Consequently, Yelton pioneered new initiatives like company-wide retreats, the creation of internal communication outlets, and the hiring of mid-level management to oversee the various departments. He recognized the value of every employee but still acknowledged that a culture of accountability is the only way you are going to be able to manage the growth and development of the company consistent with the high-level vision set by the leadership team.

Ari Weinzweig of Zingerman’s adds that building a successful organizational culture is a 5-step process: Teach it through empathetic communication and storytelling; Define it with a strong corporate vision, mission and values; Live it with actions that match your words; Measure it to understand what is working and what needs to be changed; and reward it often and diversely to reinforce positive behaviors.

Understand your Smallest Customer

“It was not easy sending business down the road to a competitor, but we knew it was right for us.” – Darren Wilson

We previously offered insight into the growth story of Bluemedia. Co-founder Darren Wilson knew that that the large-format print and signage company had reached a watershed moment in its lifecycle when they had to better align their customer segments with their newfound growth. For Darren and the Bluemedia leadership team, this meant giving up tangible revenue, from customers they may have even served previously, to another vendor; however, the cost of doing business was more than the revenue they would have earned in those instances and was therefore a necessary maneuver. This also emphasizes the importance of a strong company culture to be able to make those hard decisions.

A recent article published online in the First Round Review reinforces this “subtract as you add” mentality during a startup’s scaling phase because it can streamline processes and add new levels of efficiency.

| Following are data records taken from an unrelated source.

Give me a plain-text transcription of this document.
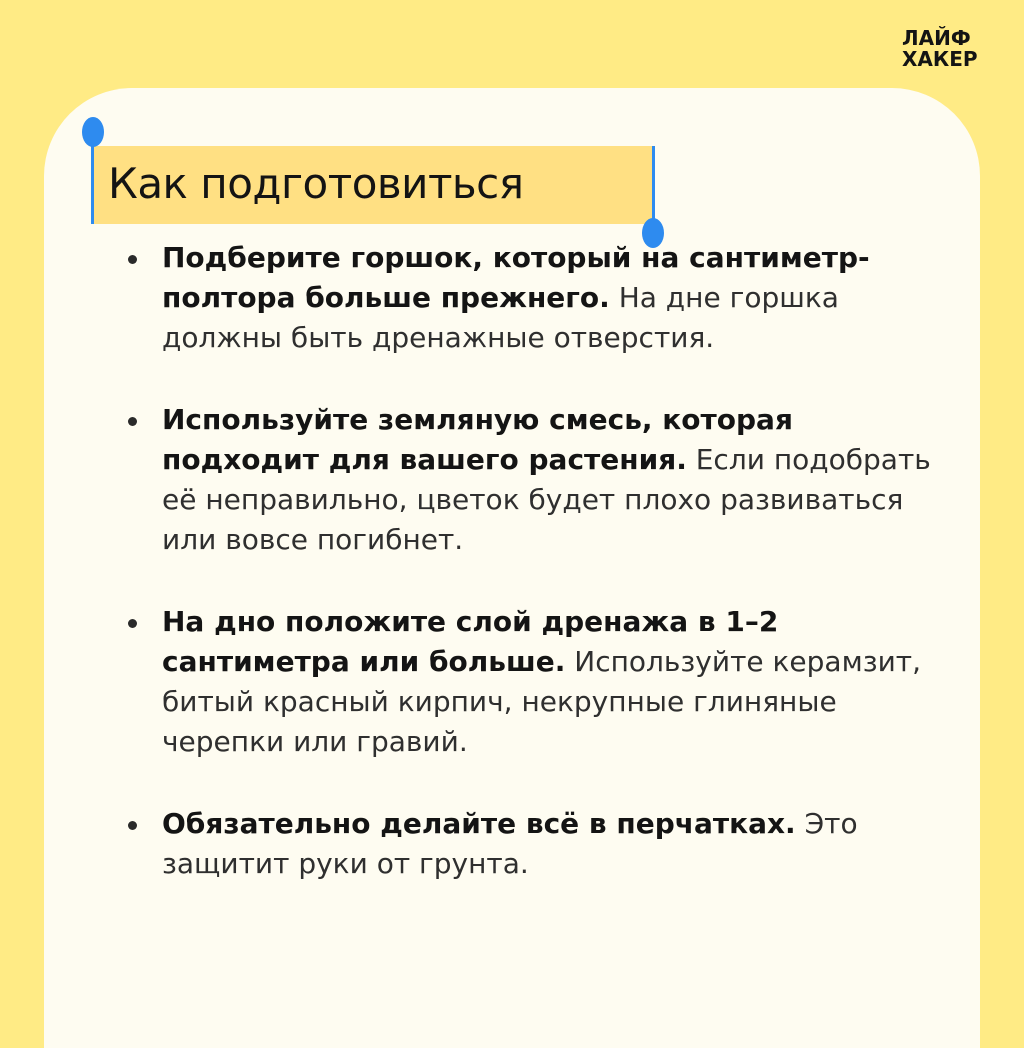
ЛАЙФ
ХАКЕР
Как подготовиться
Подберите горшок, который на сантиметр-полтора больше прежнего. На дне горшка должны быть дренажные отверстия.
Используйте земляную смесь, которая подходит для вашего растения. Если подобрать её неправильно, цветок будет плохо развиваться или вовсе погибнет.
На дно положите слой дренажа в 1–2 сантиметра или больше. Используйте керамзит, битый красный кирпич, некрупные глиняные черепки или гравий.
Обязательно делайте всё в перчатках. Это защитит руки от грунта.
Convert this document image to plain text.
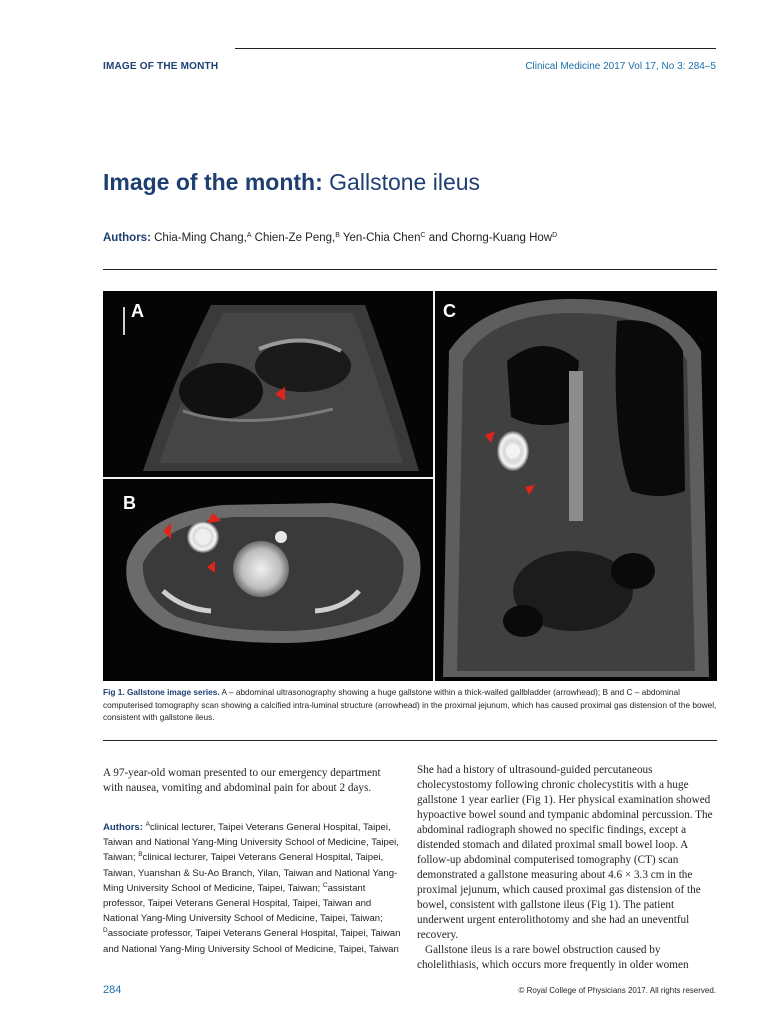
IMAGE OF THE MONTH	Clinical Medicine 2017 Vol 17, No 3: 284–5
Image of the month: Gallstone ileus
Authors: Chia-Ming Chang,$^A$ Chien-Ze Peng,$^B$ Yen-Chia Chen$^C$ and Chorng-Kuang How$^D$
A
B
C
Fig 1. Gallstone image series. A – abdominal ultrasonography showing a huge gallstone within a thick-walled gallbladder (arrowhead); B and C – abdominal computerised tomography scan showing a calcified intra-luminal structure (arrowhead) in the proximal jejunum, which has caused proximal gas distension of the bowel, consistent with gallstone ileus.
A 97-year-old woman presented to our emergency department with nausea, vomiting and abdominal pain for about 2 days.
Authors: $^A$clinical lecturer, Taipei Veterans General Hospital, Taipei, Taiwan and National Yang-Ming University School of Medicine, Taipei, Taiwan; $^B$clinical lecturer, Taipei Veterans General Hospital, Taipei, Taiwan, Yuanshan & Su-Ao Branch, Yilan, Taiwan and National Yang-Ming University School of Medicine, Taipei, Taiwan; $^C$assistant professor, Taipei Veterans General Hospital, Taipei, Taiwan and National Yang-Ming University School of Medicine, Taipei, Taiwan; $^D$associate professor, Taipei Veterans General Hospital, Taipei, Taiwan and National Yang-Ming University School of Medicine, Taipei, Taiwan

She had a history of ultrasound-guided percutaneous cholecystostomy following chronic cholecystitis with a huge gallstone 1 year earlier (Fig 1). Her physical examination showed hypoactive bowel sound and tympanic abdominal percussion. The abdominal radiograph showed no specific findings, except a distended stomach and dilated proximal small bowel loop. A follow-up abdominal computerised tomography (CT) scan demonstrated a gallstone measuring about 4.6 × 3.3 cm in the proximal jejunum, which caused proximal gas distension of the bowel, consistent with gallstone ileus (Fig 1). The patient underwent urgent enterolithotomy and she had an uneventful recovery.

Gallstone ileus is a rare bowel obstruction caused by cholelithiasis, which occurs more frequently in older women

284	© Royal College of Physicians 2017. All rights reserved.
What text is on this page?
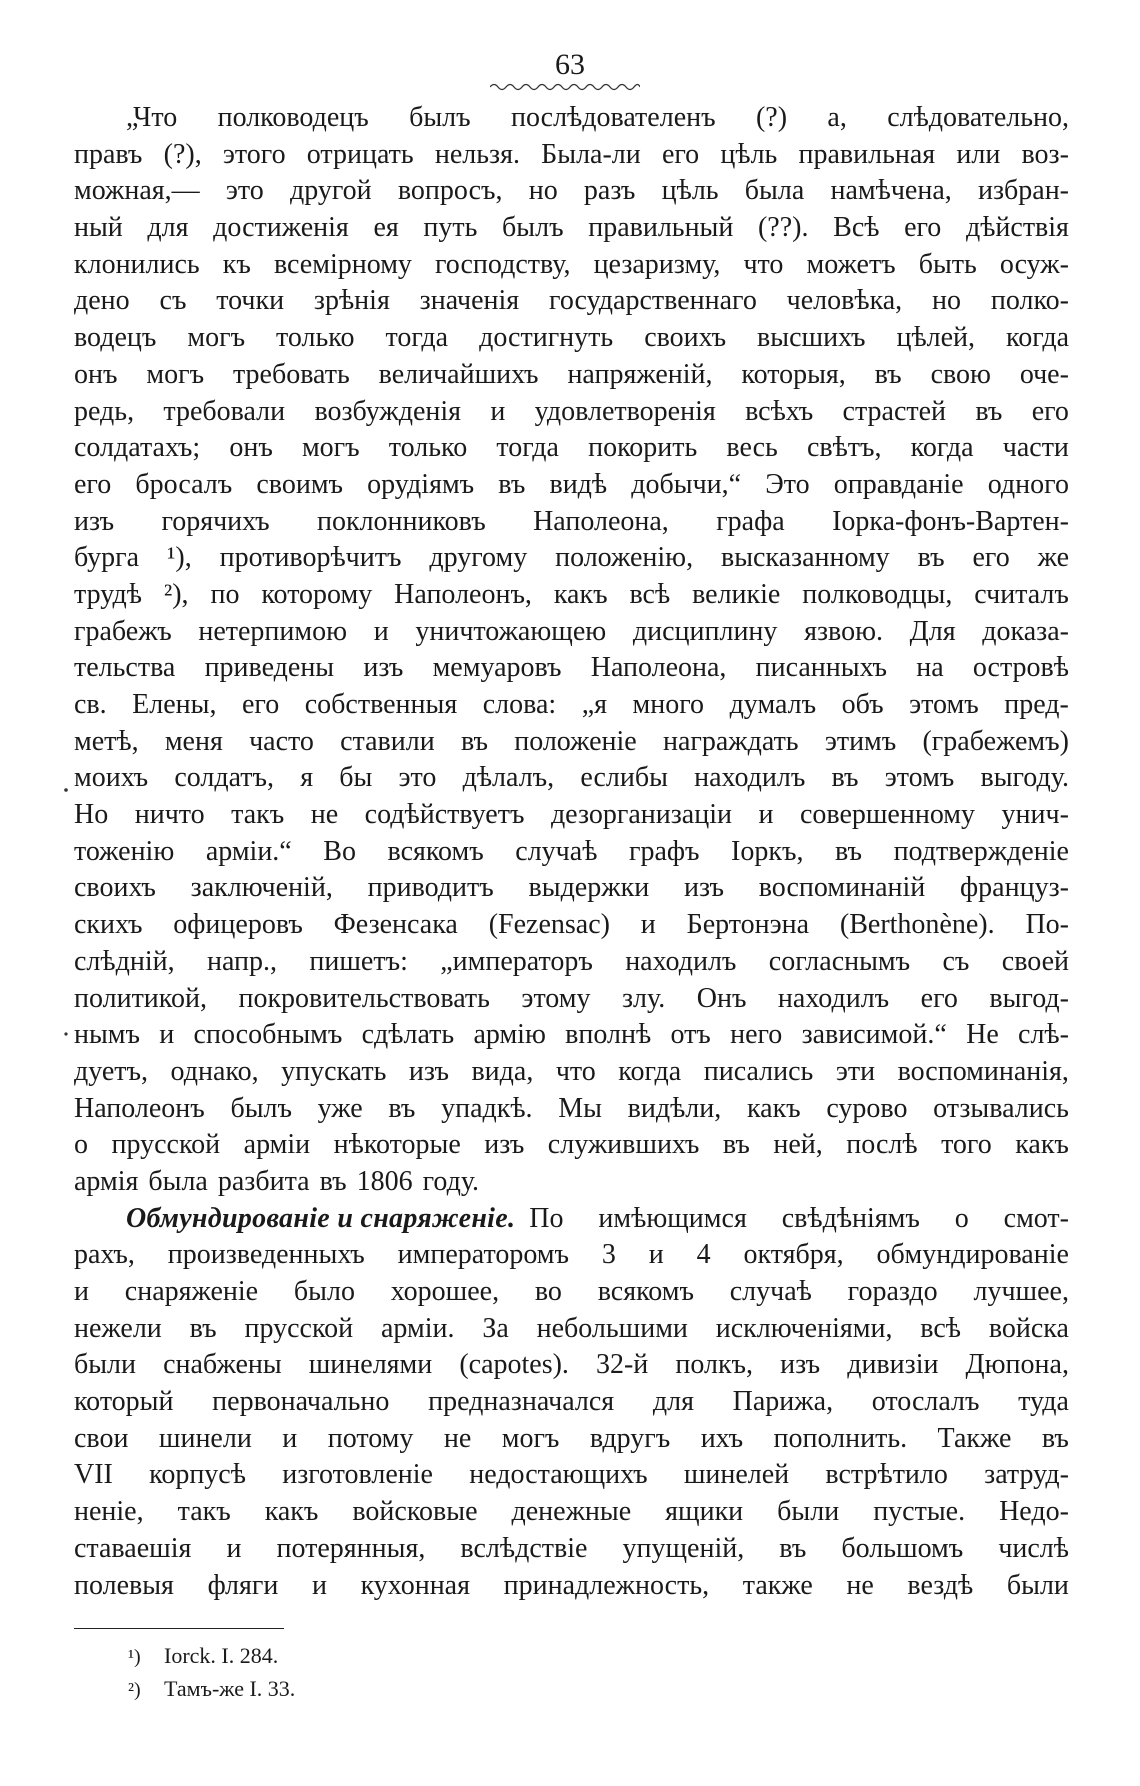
63
„Что полководецъ былъ послѣдователенъ (?) а, слѣдовательно,
правъ (?), этого отрицать нельзя. Была-ли его цѣль правильная или воз-
можная,— это другой вопросъ, но разъ цѣль была намѣчена, избран-
ный для достиженія ея путь былъ правильный (??). Всѣ его дѣйствія
клонились къ всемірному господству, цезаризму, что можетъ быть осуж-
дено съ точки зрѣнія значенія государственнаго человѣка, но полко-
водецъ могъ только тогда достигнуть своихъ высшихъ цѣлей, когда
онъ могъ требовать величайшихъ напряженій, которыя, въ свою оче-
редь, требовали возбужденія и удовлетворенія всѣхъ страстей въ его
солдатахъ; онъ могъ только тогда покорить весь свѣтъ, когда части
его бросалъ своимъ орудіямъ въ видѣ добычи,“ Это оправданіе одного
изъ горячихъ поклонниковъ Наполеона, графа Іорка-фонъ-Вартен-
бурга ¹), противорѣчитъ другому положенію, высказанному въ его же
трудѣ ²), по которому Наполеонъ, какъ всѣ великіе полководцы, считалъ
грабежъ нетерпимою и уничтожающею дисциплину язвою. Для доказа-
тельства приведены изъ мемуаровъ Наполеона, писанныхъ на островѣ
св. Елены, его собственныя слова: „я много думалъ объ этомъ пред-
метѣ, меня часто ставили въ положеніе награждать этимъ (грабежемъ)
моихъ солдатъ, я бы это дѣлалъ, еслибы находилъ въ этомъ выгоду.
Но ничто такъ не содѣйствуетъ дезорганизаціи и совершенному унич-
тоженію арміи.“ Во всякомъ случаѣ графъ Іоркъ, въ подтвержденіе
своихъ заключеній, приводитъ выдержки изъ воспоминаній француз-
скихъ офицеровъ Фезенсака (Fezensac) и Бертонэна (Berthonène). По-
слѣдній, напр., пишетъ: „императоръ находилъ согласнымъ съ своей
политикой, покровительствовать этому злу. Онъ находилъ его выгод-
нымъ и способнымъ сдѣлать армію вполнѣ отъ него зависимой.“ Не слѣ-
дуетъ, однако, упускать изъ вида, что когда писались эти воспоминанія,
Наполеонъ былъ уже въ упадкѣ. Мы видѣли, какъ сурово отзывались
о прусской арміи нѣкоторые изъ служившихъ въ ней, послѣ того какъ
армія была разбита въ 1806 году.
Обмундированіе и снаряженіе. По имѣющимся свѣдѣніямъ о смот-
рахъ, произведенныхъ императоромъ 3 и 4 октября, обмундированіе
и снаряженіе было хорошее, во всякомъ случаѣ гораздо лучшее,
нежели въ прусской арміи. За небольшими исключеніями, всѣ войска
были снабжены шинелями (capotes). 32-й полкъ, изъ дивизіи Дюпона,
который первоначально предназначался для Парижа, отослалъ туда
свои шинели и потому не могъ вдругъ ихъ пополнить. Также въ
VII корпусѣ изготовленіе недостающихъ шинелей встрѣтило затруд-
неніе, такъ какъ войсковые денежные ящики были пустые. Недо-
ставаешія и потерянныя, вслѣдствіе упущеній, въ большомъ числѣ
полевыя фляги и кухонная принадлежность, также не вездѣ были
¹) Iorck. I. 284.
²) Тамъ-же I. 33.
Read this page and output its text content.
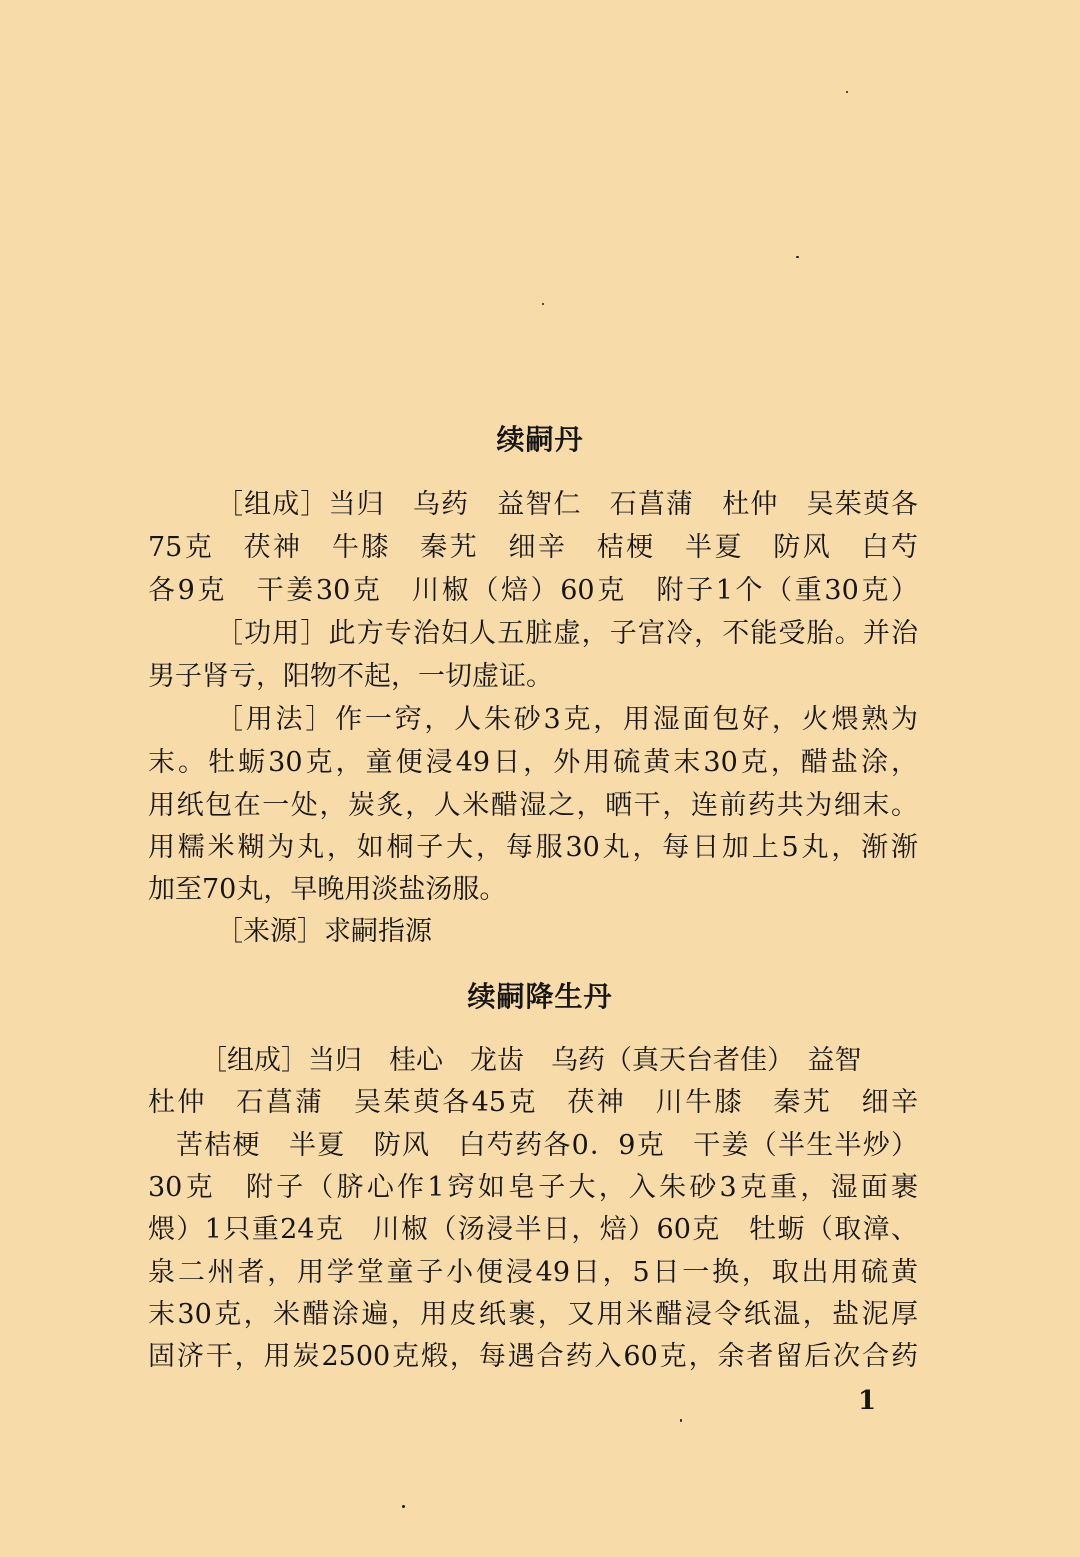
续嗣丹
［组成］当归　乌药　益智仁　石菖蒲　杜仲　吴茱萸各
75克　茯神　牛膝　秦艽　细辛　桔梗　半夏　防风　白芍
各9克　干姜30克　川椒（焙）60克　附子1个（重30克）
［功用］此方专治妇人五脏虚，子宫冷，不能受胎。并治
男子肾亏，阳物不起，一切虚证。
［用法］作一窍，人朱砂3克，用湿面包好，火煨熟为
末。牡蛎30克，童便浸49日，外用硫黄末30克，醋盐涂，
用纸包在一处，炭炙，人米醋湿之，晒干，连前药共为细末。
用糯米糊为丸，如桐子大，每服30丸，每日加上5丸，渐渐
加至70丸，早晚用淡盐汤服。
［来源］求嗣指源
续嗣降生丹
［组成］当归　桂心　龙齿　乌药（真天台者佳）　益智
杜仲　石菖蒲　吴茱萸各45克　茯神　川牛膝　秦艽　细辛
苦桔梗　半夏　防风　白芍药各0．9克　干姜（半生半炒）
30克　附子（脐心作1窍如皂子大，入朱砂3克重，湿面裹
煨）1只重24克　川椒（汤浸半日，焙）60克　牡蛎（取漳、
泉二州者，用学堂童子小便浸49日，5日一换，取出用硫黄
末30克，米醋涂遍，用皮纸裹，又用米醋浸令纸温，盐泥厚
固济干，用炭2500克煅，每遇合药入60克，余者留后次合药
1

Too often entrepreneurs are focused on adding – customers, employees, revenue, etc. – that they lose sight of the opportunities where they can cut out the excess.

Continue to Test, Measure and Learn

“Never protect the past. If you never protect the past, you will be willing to never love [it] so much [that] you wont let it go, either.” – Ginni Rometty

Ginni Rometty, Chairman, President and CEO of IBM, gives perhaps one of the best pieces of executive advice for a startup in the growth phase. As she points out, you never want to fall too much in love with the way things were done or are currently done because markets change, people change, times change. She adds: “Never define yourself as a product…if you live and define yourself by your product or competition, you will lose sight of who your customer is.” Companies need to evolve and continue to develop new solutions to meet the problems of their customers, who are evolving and changing themselves. 

And with that you are right back to the validation stage of the startup cycle – testing new ideas with an evolving customer base, but THIS TIME you are driven by a robust corporate culture and vision that is setting a path of quality and success.